Chancery Dismisses Case, Reasons Group Pleading does not Satisfy Elements of Fraudulent Concealment | Morris James LLP

To plead fraudulent concealment under Delaware law, a plaintiff must plead an affirmative act of concealment by a defendant.  This decision from the Court of Chancery demonstrates that group pleading concealment by all defendants will not satisfy this standard.

Here, the plaintiff asserted a claim for fraudulent concealment arising from its purchase of a healthcare technology company.  Specifically, the plaintiff asserted the fraudulent concealment claim against three defendants: the company’s former CEO, an entity the former CEO used as investment vehicle, and the former CEO’s spouse.  The alleged act of concealment was the former CEO paying hush money and hiring a hitman to conceal his past misdeeds in defrauding a similarly situated investor.   The former CEO, who is in prison for the murder-for-hire, did not respond to the Complaint.  The remaining defendants appeared and moved to dismiss the fraudulent concealment claim, as to them.  

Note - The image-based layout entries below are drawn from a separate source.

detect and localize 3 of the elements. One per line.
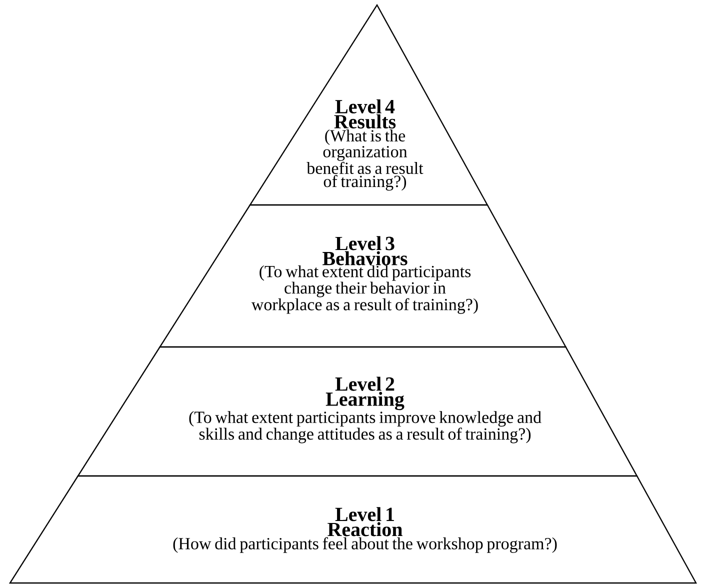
node-label: Reaction (328, 522, 402, 536)
node-label: (How did participants feel about the workshop program?) (173, 537, 557, 553)
node-label: Level 1 (335, 507, 394, 522)
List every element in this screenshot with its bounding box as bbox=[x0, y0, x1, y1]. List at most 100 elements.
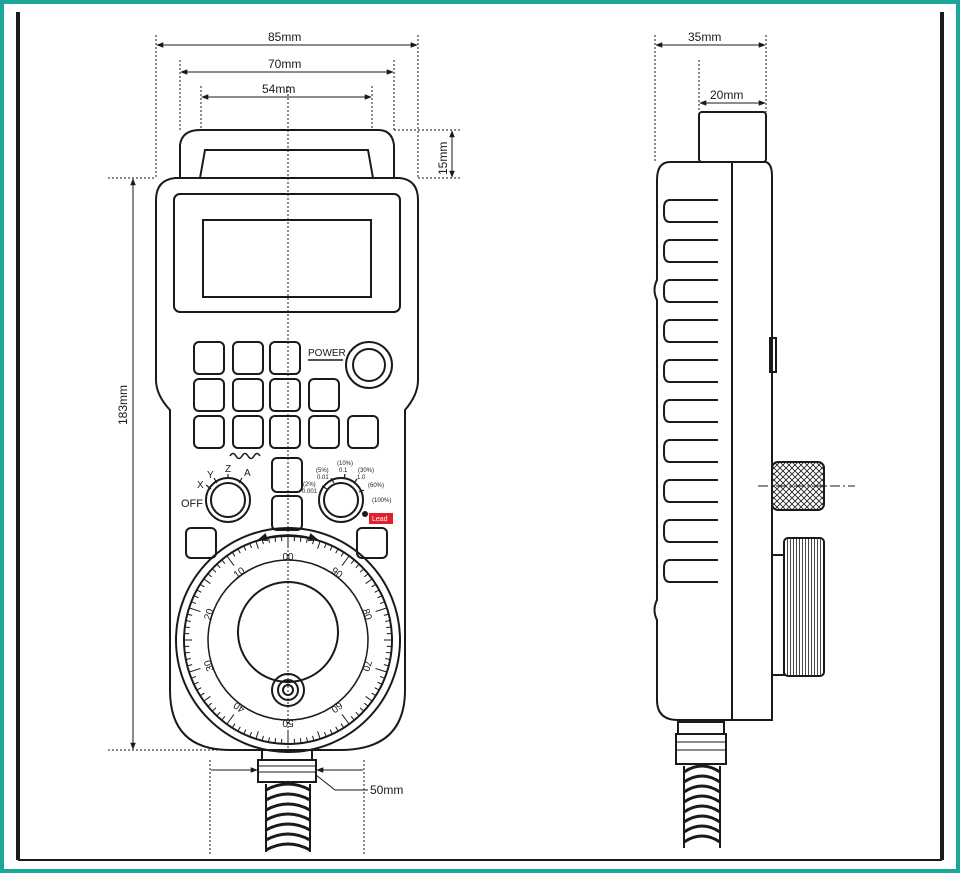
dim-35mm: 35mm bbox=[688, 30, 721, 44]
dial-tick bbox=[237, 548, 241, 554]
dial-tick bbox=[383, 664, 389, 667]
dim-54mm: 54mm bbox=[262, 82, 295, 96]
dial-tick bbox=[341, 714, 350, 725]
side-fin bbox=[663, 479, 718, 503]
dial-ticks bbox=[184, 536, 392, 744]
dial-tick bbox=[386, 651, 392, 654]
dial-tick bbox=[355, 711, 360, 717]
dial-tick bbox=[211, 707, 217, 712]
dial-tick bbox=[383, 613, 389, 616]
dial-tick bbox=[323, 731, 327, 737]
dim-20mm: 20mm bbox=[710, 88, 743, 102]
dim-70mm: 70mm bbox=[268, 57, 301, 71]
dial-tick bbox=[306, 537, 308, 543]
side-fin bbox=[663, 279, 718, 303]
dial-tick bbox=[196, 589, 202, 593]
dial-tick bbox=[243, 729, 247, 735]
dial-number: 80 bbox=[360, 608, 374, 622]
front-dimension-lines bbox=[108, 35, 462, 855]
dial-tick bbox=[211, 568, 217, 573]
dial-number: 60 bbox=[328, 699, 344, 715]
dial-tick bbox=[255, 731, 259, 740]
dial-tick bbox=[312, 735, 315, 741]
dial-tick bbox=[187, 613, 193, 616]
dial-tick bbox=[374, 687, 380, 691]
dial-tick bbox=[359, 707, 365, 712]
dial-tick bbox=[365, 696, 373, 702]
dial-tick bbox=[184, 626, 190, 629]
dial-tick bbox=[243, 545, 247, 551]
dial-tick bbox=[350, 715, 355, 721]
dial-tick bbox=[274, 738, 277, 744]
lead-badge bbox=[369, 513, 393, 524]
dial-tick bbox=[207, 702, 213, 707]
dial-tick bbox=[191, 675, 197, 679]
dial-tick bbox=[187, 664, 193, 667]
dial-tick bbox=[193, 595, 199, 599]
side-fin bbox=[663, 519, 718, 543]
dial-tick bbox=[385, 658, 391, 660]
dial-number: 10 bbox=[232, 565, 248, 581]
dial-tick bbox=[261, 735, 264, 741]
dial-tick bbox=[255, 540, 259, 549]
dial-tick bbox=[191, 601, 197, 605]
dial-tick bbox=[365, 578, 373, 584]
dial-tick bbox=[359, 568, 365, 573]
step-60-label: (60%) bbox=[368, 483, 384, 489]
step-2-label: (2%) bbox=[303, 482, 316, 488]
dial-tick bbox=[188, 667, 201, 673]
dial-tick bbox=[323, 543, 327, 549]
axis-off-label: OFF bbox=[181, 498, 203, 510]
dial-tick bbox=[216, 563, 221, 569]
axis-z-label: Z bbox=[225, 464, 231, 475]
dial-tick bbox=[312, 539, 315, 545]
dial-tick bbox=[199, 583, 205, 588]
dial-number: 00 bbox=[282, 552, 294, 563]
dial-tick bbox=[341, 555, 350, 566]
dial-tick bbox=[306, 737, 308, 743]
lead-label: Lead bbox=[372, 516, 388, 523]
step-30-label: (30%) bbox=[358, 468, 374, 474]
dial-tick bbox=[335, 726, 339, 732]
dial-tick bbox=[221, 715, 226, 721]
dial-tick bbox=[317, 731, 321, 740]
dial-tick bbox=[221, 559, 226, 565]
axis-y-label: Y bbox=[207, 470, 214, 481]
axis-a-label: A bbox=[244, 468, 251, 479]
side-fin bbox=[663, 239, 718, 263]
side-view bbox=[653, 111, 825, 848]
dial-tick bbox=[237, 726, 241, 732]
dial-tick bbox=[188, 607, 201, 613]
dim-85mm: 85mm bbox=[268, 30, 301, 44]
dial-tick bbox=[203, 696, 211, 702]
dim-50mm: 50mm bbox=[370, 783, 403, 797]
dial-tick bbox=[196, 687, 202, 691]
dial-tick bbox=[335, 548, 339, 554]
dial-tick bbox=[329, 729, 333, 735]
axis-x-label: X bbox=[197, 480, 204, 491]
dial-tick bbox=[268, 537, 270, 543]
dial-tick bbox=[355, 563, 360, 569]
step-30-value: 1.0 bbox=[357, 475, 366, 481]
side-fins bbox=[663, 199, 718, 583]
side-fin bbox=[663, 359, 718, 383]
side-fin bbox=[663, 319, 718, 343]
dial-tick bbox=[226, 555, 235, 566]
dial-tick bbox=[379, 675, 385, 679]
dial-tick bbox=[207, 573, 213, 578]
dial-tick bbox=[249, 543, 253, 549]
dial-tick bbox=[249, 731, 253, 737]
dial-tick bbox=[231, 551, 236, 557]
dial-tick bbox=[261, 539, 264, 545]
dial-tick bbox=[199, 692, 205, 697]
dial-tick bbox=[317, 540, 321, 549]
dim-15mm: 15mm bbox=[436, 142, 450, 175]
dial-tick bbox=[385, 620, 391, 622]
dial-tick bbox=[375, 667, 388, 673]
dial-tick bbox=[379, 601, 385, 605]
side-dimension-lines bbox=[654, 35, 767, 162]
step-100-label: (100%) bbox=[372, 498, 391, 504]
power-label: POWER bbox=[308, 348, 346, 359]
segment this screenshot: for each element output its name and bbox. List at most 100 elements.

They argued that the plaintiff failed to allege any specific act of concealment by the spouse or investment vehicle.  Rather, according to the remaining defendants, the concealment allegations all centered on acts taken by the former CEO: paying hush money and hiring a hitman to murder the similarly situated investor who could have revealed the prior misdeeds.  The Court found that plaintiff had engaged in impermissible group pleading, ascribing the alleged acts of concealment to all defendants without delineating the specific acts undertaken by the spouse or investment vehicle.  Accordingly, the Court dismissed the claims against the spouse and investment vehicle.